London Irish raise a toast to ‘great unpaid ambassador’ Wogan

Ambassador hails importance of broadcaster to Irish community during difficult times

Mother and daughter Marlene and Sarah-Jane Rowe, from Limerick, with Anna Kelly (Kerry) and Aileen Long (Dublin) at the London Irish Centre for the celebration of Terry Wogan’s life. Photograph: Joanne O’Brien

Mother and daughter Marlene and Sarah-Jane Rowe, from Limerick, with Anna Kelly (Kerry) and Aileen Long (Dublin) at the London Irish Centre for the celebration of Terry Wogan’s life. Photograph: Joanne O’Brien

 

Irish people gathered in London on Wednesday night to toast the late Terry Wogan at a special event in the Irish Centre in Camden.

Wogan, who died last weekend, was a longstanding supporter of the centre where he was first involved in a fundraising event in 1968.

Gary Dunne, the centre’s director of arts , said it was becoming obvious this week the Irish community in London wanted to show their respects.
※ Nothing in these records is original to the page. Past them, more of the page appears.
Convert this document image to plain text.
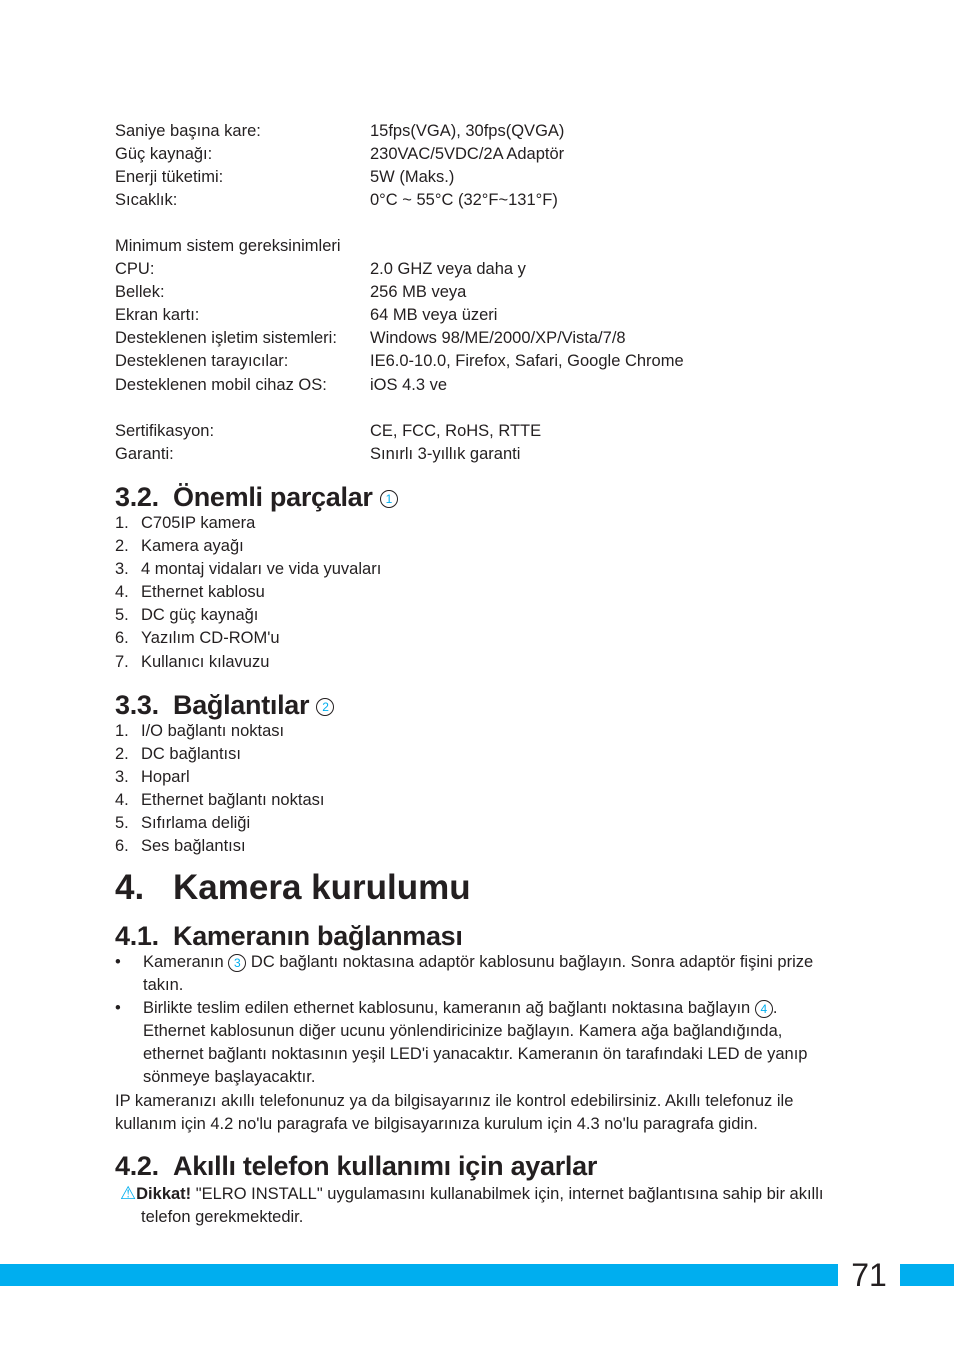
Saniye başına kare:	15fps(VGA), 30fps(QVGA)
Güç kaynağı:	230VAC/5VDC/2A Adaptör
Enerji tüketimi:	5W (Maks.)
Sıcaklık:	0°C ~ 55°C (32°F~131°F)
Minimum sistem gereksinimleri
CPU:	2.0 GHZ veya daha y
Bellek:	256 MB veya
Ekran kartı:	64 MB veya üzeri
Desteklenen işletim sistemleri:	Windows 98/ME/2000/XP/Vista/7/8
Desteklenen tarayıcılar:	IE6.0-10.0, Firefox, Safari, Google Chrome
Desteklenen mobil cihaz OS:	iOS 4.3 ve
Sertifikasyon:	CE, FCC, RoHS, RTTE
Garanti:	Sınırlı 3-yıllık garanti
3.2. Önemli parçalar 1
1. C705IP kamera
2. Kamera ayağı
3. 4 montaj vidaları ve vida yuvaları
4. Ethernet kablosu
5. DC güç kaynağı
6. Yazılım CD-ROM'u
7. Kullanıcı kılavuzu
3.3. Bağlantılar 2
1. I/O bağlantı noktası
2. DC bağlantısı
3. Hoparl
4. Ethernet bağlantı noktası
5. Sıfırlama deliği
6. Ses bağlantısı
4. Kamera kurulumu
4.1. Kameranın bağlanması
• Kameranın 3 DC bağlantı noktasına adaptör kablosunu bağlayın. Sonra adaptör fişini prize takın.
• Birlikte teslim edilen ethernet kablosunu, kameranın ağ bağlantı noktasına bağlayın 4 . Ethernet kablosunun diğer ucunu yönlendiricinize bağlayın. Kamera ağa bağlandığında, ethernet bağlantı noktasının yeşil LED'i yanacaktır. Kameranın ön tarafındaki LED de yanıp sönmeye başlayacaktır.
IP kameranızı akıllı telefonunuz ya da bilgisayarınız ile kontrol edebilirsiniz. Akıllı telefonuz ile kullanım için 4.2 no'lu paragrafa ve bilgisayarınıza kurulum için 4.3 no'lu paragrafa gidin.
4.2. Akıllı telefon kullanımı için ayarlar
⚠Dikkat! "ELRO INSTALL" uygulamasını kullanabilmek için, internet bağlantısına sahip bir akıllı telefon gerekmektedir.
71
“Our job is to be responsive to the community, and we announced our ‘Toast for Terry Wogan’ just 24 hours ago. No one knew how many would turn up but I am delighted by the turnout,” he said.

Eileen O’Sullivan, from Leitrim, remembered when she firstwent to Britain in the 1970s. “I could listen to Wogan and it made it easier to be Irish in Britain.”

Her daughter Anne-Marie O’Sullivan recalled the only time Wogan seemed lost for words: “It was the first Riverdance performance in the Eurovision Song Contest. He was amazed and later said he was never more proud to be Irish. You didn’t need to know him personally to feel his warmth and closeness.”

Marsha Zuniga and her grandmother Doreen Murphy have no family connection to Ireland, but they made the journey from south London. “Terry was part of my childhood and he became part of my family, part of us. When we heard about today we had to come.”

Declan Molyneux, from Dublin, said he was a Tog, a Terry’s Old Geezer, who listened to his breakfast radio show. He has been in England 50 years and felt Wogan was important as a link between Ireland and Britain.

“In a gentle way, he taught the British about Ireland and the Irish about Britain. He was a link to home and a great unpaid ambassador”.

Anna Kelly recalled the first time she saw Wogan on TV. “Back home we didn’t have televisions and all the neighbours gathered in the church hall to watch his RTÉ programme. When I first saw him I thought he was lovely, the bee’s knees, and I still do!”

Irish ambassador Dan Mulhall spoke about appreciating the importance of Wogan to the Irish community during difficult times.

As well as the “toast to Terry Wogan”, the centre on Wednesday hosted a pensioners’ dinner, a tea dance and the first poetry evening of the London Irish LGBT group. It demonstrated the diversity of needs of the Irish community. Wogan, with his warm interest in people, would have wanted to go to all of them.